Carlos Drummond de Andrade
Belo Horizonte, 1929
Jackson
nem amigo nem inimigo,
nem mesmo (o que seria cômodo) espectador displicente na sua [poltrona

espiando teus gestos, tuas palavras e obras,
mas distante, extraordinariamente distante daquilo que foi a tua vida,
mais distante ainda dos mundos que explorastes, viajante inquieto, sem tempo para esgotá-los, e só te conhecendo bem depois que abriste os braços para morrer,
aqui estou, testemunha depondo.

Jackson,
os que te conheceram e te amaram
os que te conheceram e não te amaram
os que não tiveram tempo de te amar,
os que não cruzaram no teu destino, os que ignoram o teu nome, os que jamais saberão que exististes, estão todos um pouco mais pobres do que eram antes.

Uns perderam o amigo.
Outros , o inimigo, o grande e belo inimigo que orgulha.
Outros nada perderam, e é tão triste, tão doloroso não perder nada.
Como estes, eu me sinto pobre da pobreza de não ter sido dos teus Jackson,
e eu sinto verdadeiramente por todos aqueles que jamais suspeitarão disso.
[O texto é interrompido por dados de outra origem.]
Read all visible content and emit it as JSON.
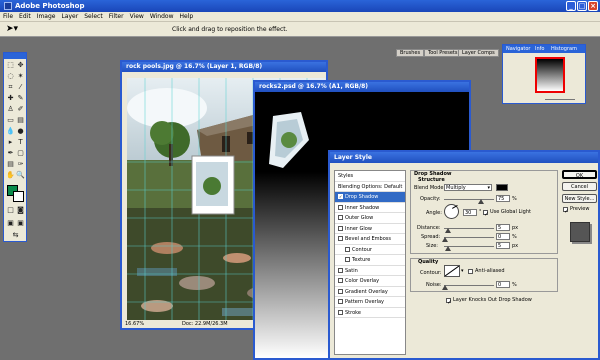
{
  "app": {
    "title": "Adobe Photoshop"
  },
  "menu": [
    "File",
    "Edit",
    "Image",
    "Layer",
    "Select",
    "Filter",
    "View",
    "Window",
    "Help"
  ],
  "options": {
    "hint": "Click and drag to reposition the effect."
  },
  "palette_tabs": [
    "Brushes",
    "Tool Presets",
    "Layer Comps"
  ],
  "navigator": {
    "tabs": [
      "Navigator",
      "Info",
      "Histogram"
    ]
  },
  "doc1": {
    "title": "rock pools.jpg @ 16.7% (Layer 1, RGB/8)",
    "zoom": "16.67%",
    "info": "Doc: 22.9M/26.3M"
  },
  "doc2": {
    "title": "rocks2.psd @ 16.7% (A1, RGB/8)"
  },
  "dialog": {
    "title": "Layer Style",
    "styles": [
      {
        "label": "Styles",
        "check": false,
        "hl": false
      },
      {
        "label": "Blending Options: Default",
        "check": false,
        "hl": false
      },
      {
        "label": "Drop Shadow",
        "check": true,
        "hl": true
      },
      {
        "label": "Inner Shadow",
        "check": true,
        "hl": false
      },
      {
        "label": "Outer Glow",
        "check": true,
        "hl": false
      },
      {
        "label": "Inner Glow",
        "check": true,
        "hl": false
      },
      {
        "label": "Bevel and Emboss",
        "check": true,
        "hl": false
      },
      {
        "label": "Contour",
        "check": true,
        "hl": false
      },
      {
        "label": "Texture",
        "check": true,
        "hl": false
      },
      {
        "label": "Satin",
        "check": true,
        "hl": false
      },
      {
        "label": "Color Overlay",
        "check": true,
        "hl": false
      },
      {
        "label": "Gradient Overlay",
        "check": true,
        "hl": false
      },
      {
        "label": "Pattern Overlay",
        "check": true,
        "hl": false
      },
      {
        "label": "Stroke",
        "check": true,
        "hl": false
      }
    ],
    "section": "Drop Shadow",
    "structure": "Structure",
    "blend_label": "Blend Mode:",
    "blend_value": "Multiply",
    "opacity_label": "Opacity:",
    "opacity": "75",
    "opacity_unit": "%",
    "angle_label": "Angle:",
    "angle": "30",
    "angle_unit": "°",
    "global_light": "Use Global Light",
    "distance_label": "Distance:",
    "distance": "5",
    "distance_unit": "px",
    "spread_label": "Spread:",
    "spread": "0",
    "spread_unit": "%",
    "size_label": "Size:",
    "size": "5",
    "size_unit": "px",
    "quality": "Quality",
    "contour_label": "Contour:",
    "antialiased": "Anti-aliased",
    "noise_label": "Noise:",
    "noise": "0",
    "noise_unit": "%",
    "knockout": "Layer Knocks Out Drop Shadow",
    "ok": "OK",
    "cancel": "Cancel",
    "new_style": "New Style...",
    "preview": "Preview"
  }
}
Voltou o tempo dos prodígios.
Ainda há pescas maravilhosas, eu sei.
E os peixes que arrebatastes a um mar mais crespo que o de Tiberíades

Estão cantando a glória do Senhor.
Milhares de escamas, milhares de dorsos, de luzes, de almas
elevam um cântico tão puro que a terra se mistura com o céu
e nem se percebe o pescador que as ondas arrebatam,
que as ondas arrebatam violentamente, para depois se apaziguar, enquanto o corpo mergulha e os peixes cantam a glória do Senhor.

Agora sentimos que estás mais perto de nós,
Que por obscuros caminhos nós chegamos mais a ti,
(pouco importam as ondas e esta camada de terra que nos separa de tuas espécies em decomposição).

Muitas coisas nos ensinou a tua morte, que a tua boca não soubera exprimir e a tua pesca mais opulenta, Jackson, foi a de ti mesmo pelo oceano pesca terrível e prodigiosa de amor e redenção.

ANDRADE, Carlos Drummond de.  Ode a Jackson de Figueiredo.  A Ordem, Rio de Janeiro, v. 9, n.4, p. 150-151, dez. 1929.